Antonei Sergejvitch Tartarov

Antonei Sergejvitch Tartarov

Antonei Sergejvitch Tartarov (alias Jean-Jacques Hauser, 30. Juni 1932–22. Februar 2009) war ein fiktiver russischer Pianist, der im Rahmen eines Experiments am 16. April 1968 ein Konzert im Grossen Tonhallesaal Zürich vor etwa 2000 Zuhörern gab.

Das Konzert bestand zu einem kleinen Anteil aus Originalwerken von Alexander Nikolajewitsch Skrjabin, Béla Bartók und Maurice Ravel, den Hauptteil des Abends bestritt der Schweizer Hauser mit Improvisationen im Stil bedeutender Komponisten, was seine Spezialität gewesen ist. So präsentierte er ein angebliches Fragment einer 33. Klaviersonate Beethovens, des Weiteren ein angebliches Rondo von Mozart über ein «Schweizer Lied» (den Sechseläutenmarsch), eine «Zweite Toccata» von Sergei Sergejewitsch Prokofjew und eine «Grosse Fantasie» von Franz Liszt. Des Weiteren waren Improvisationen über die Melodien mehrerer Volkslieder Teil des Konzertprogramms.

Inhaltsverzeichnis

Hintergrund

Der Schweizer Tiefseetaucher, Computerpionier und Unternehmer Hannes Keller war der Organisator dieses Konzert, der im Vorfeld mit einer zehntägigen Medienkampagne die geheimnisvolle Figur Tartarov erfand und aufbaute, sodass der Konzertabend ausverkauft war. Die vollständige Aufnahme dieses Konzert und vollständige Informationen sind auf der Website des Organisators verfügbar. Sämtliche Einnahmen des Konzerts seien an Unicef gespendet worden.

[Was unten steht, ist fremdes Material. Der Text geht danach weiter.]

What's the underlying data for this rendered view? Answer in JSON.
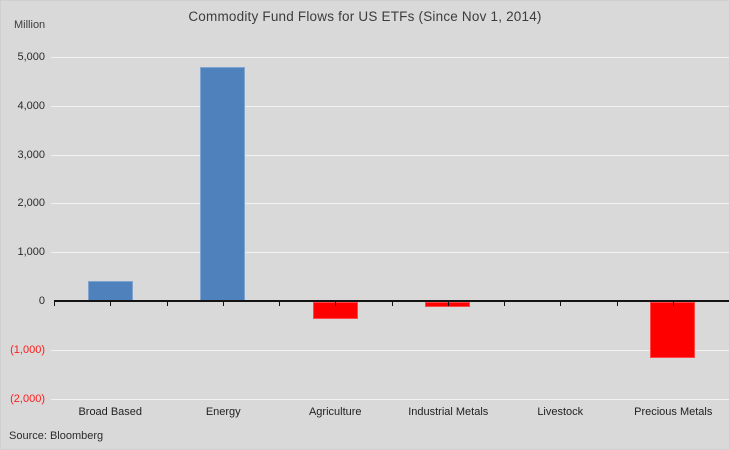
{
  "title": "Commodity Fund Flows for US ETFs (Since Nov 1, 2014)",
  "unit_label": "Million",
  "source_label": "Source: Bloomberg",
  "colors": {
    "background": "#d9d9d9",
    "positive_bar": "#4f81bd",
    "negative_bar": "#ff0000",
    "negative_tick_text": "#ff1a1a",
    "gridline": "#f2f2f2",
    "axis": "#141414",
    "text": "#2b2b2b"
  },
  "chart_data": {
    "type": "bar",
    "title": "Commodity Fund Flows for US ETFs (Since Nov 1, 2014)",
    "xlabel": "",
    "ylabel": "Million",
    "categories": [
      "Broad Based",
      "Energy",
      "Agriculture",
      "Industrial Metals",
      "Livestock",
      "Precious Metals"
    ],
    "values": [
      400,
      4800,
      -350,
      -100,
      0,
      -1150
    ],
    "ylim": [
      -2000,
      5000
    ],
    "ytick_interval": 1000,
    "yticks": [
      5000,
      4000,
      3000,
      2000,
      1000,
      0,
      -1000,
      -2000
    ],
    "ytick_labels": [
      "5,000",
      "4,000",
      "3,000",
      "2,000",
      "1,000",
      "0",
      "(1,000)",
      "(2,000)"
    ],
    "grid": true,
    "legend": false,
    "bar_color_rule": "blue for positive flows, red for negative flows",
    "source": "Source: Bloomberg"
  }
}
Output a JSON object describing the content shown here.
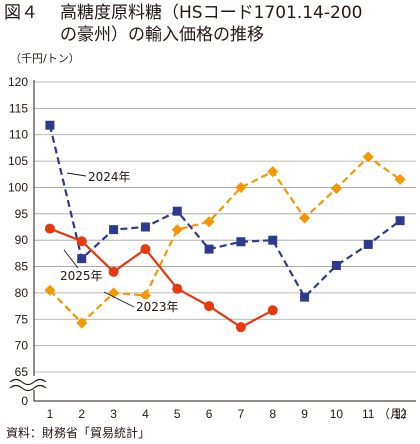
{
  "title": {
    "figure_number": "図４",
    "line1": "高糖度原料糖（HSコード1701.14-200",
    "line2": "の豪州）の輸入価格の推移"
  },
  "source_note": "資料：財務省「貿易統計」",
  "chart_data": {
    "type": "line",
    "title": "高糖度原料糖（HSコード1701.14-200の豪州）の輸入価格の推移",
    "ylabel": "（千円/トン）",
    "xlabel": "（月）",
    "categories": [
      "1",
      "2",
      "3",
      "4",
      "5",
      "6",
      "7",
      "8",
      "9",
      "10",
      "11",
      "12"
    ],
    "x_unit_label": "（月）",
    "ylim": [
      65,
      120
    ],
    "y_ticks": [
      "120",
      "115",
      "110",
      "105",
      "100",
      "95",
      "90",
      "85",
      "80",
      "75",
      "70",
      "65",
      "0"
    ],
    "axis_break": true,
    "grid": "horizontal",
    "series": [
      {
        "name": "2023年",
        "values": [
          80.5,
          74.3,
          80.0,
          79.5,
          92.0,
          93.5,
          100.0,
          103.0,
          94.2,
          99.8,
          105.8,
          101.5
        ],
        "color": "#f39800",
        "style": "dashed",
        "marker": "diamond"
      },
      {
        "name": "2024年",
        "values": [
          111.8,
          86.5,
          92.0,
          92.5,
          95.5,
          88.3,
          89.7,
          90.0,
          79.2,
          85.2,
          89.2,
          93.7
        ],
        "color": "#2e3a8c",
        "style": "dashed",
        "marker": "square"
      },
      {
        "name": "2025年",
        "values": [
          92.2,
          89.8,
          84.0,
          88.3,
          80.8,
          77.5,
          73.5,
          76.7,
          null,
          null,
          null,
          null
        ],
        "color": "#e8380d",
        "style": "solid",
        "marker": "circle"
      }
    ],
    "annotations": [
      {
        "text": "2024年",
        "series": "2024年"
      },
      {
        "text": "2025年",
        "series": "2025年"
      },
      {
        "text": "2023年",
        "series": "2023年"
      }
    ]
  }
}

Der stumme Tartarov sei ursprünglich Stallbursche auf einem Bauernhof in der Ukraine gewesen, der dort auf einem alten Flügel besonders authentische Ausdrucksformen aufgrund seiner Stummheit entwickelt hätte. Der Grund für die Stummheit der Figur ist naheliegend, denn der beinahe absurd verkleidete Pianist Hauser hätte keine auf russisch gestellte Frage verstehen können. Ein besonders aufschlussreiches Ereignis war, dass eine Eingeweihte vorab versuchte, den Schwindel aufzuklären, sich an den Betreiber des Konzertsaals und an die Presse wendete. Da ihr aufgrund der überzeugenden Medienkampagne und der Seriosität Kellers niemand glaubte, konnte das Konzert dennoch stattfinden.

Bedeutung

Das Konzert räumte mit der beinahe metaphysischen Verehrung der Komponisten auf, indem bewiesen wurde, dass auch im 20. Jahrhundert diese Stile noch überzeugend improvisiert werden konnten. Diese Art der Musikausübung ist im klassischen Konzertbetrieb undenkbar, obwohl sie z.B. bei Franz Liszt und anderen Komponisten und Virtuosen des 19. Jahrhunderts üblich und beliebt war. Keller hielt am Ende des Konzerts eine kurze Ansprache, die den Sachverhalt aufklärte und dem betrogenen Publikum Rückzahlung des Eintritts und Entschädigung anbot. Zitat aus dieser Ansprache: «Ich habe also (…) mir erlaubt, für die Dauer dieses Konzerts die negative Voreingenommenheit des Publikums in eine positive zu verwandeln (…)» Diese Erklärung kann genauso wie die Gesamtaufnahme des Konzerts auf der Website Kellers angehört werden, siehe unter Weblinks. Daraus wird deutlich, dass das Publikum nicht bereit gewesen wäre, ein Konzert mit Improvisationen eines Jean-Jacques Hauser zu besuchen, während es einen bis dato unbekannten russischen «Wunderpianisten» mit entsprechend dramatischem Lebenslauf, der angebliche wenig bekannte Originalwerke spielte, begeistert angenommen hatte. Das Programmheft stellt ebenfalls eine Parodie dieses damals noch häufig romantisch-verklärt geschriebenen Genres dar.

Kritik

Zahlreiche Zeitungen berichteten über dieses eigenartige Konzert, mit unterschiedlichen Urteilen, teils wohlwollend, teils verständnislos bis feindselig. Da Keller die Wahrheit über dieses Konzert am Schluss in einer kurzen Ansprache erklärte, wurden keine falschen Tatsachen über die Musik vermittelt. Auch habe niemand den Eintrittspreis zurückgefordert. Das Experiment hatte aber keine Elemente einer wissenschaftlichen Studie.

Literatur

  • Dieter Kühn: Löwenmusik. Suhrkamp Verlag, Frankfurt am Main 1979, S.35–50.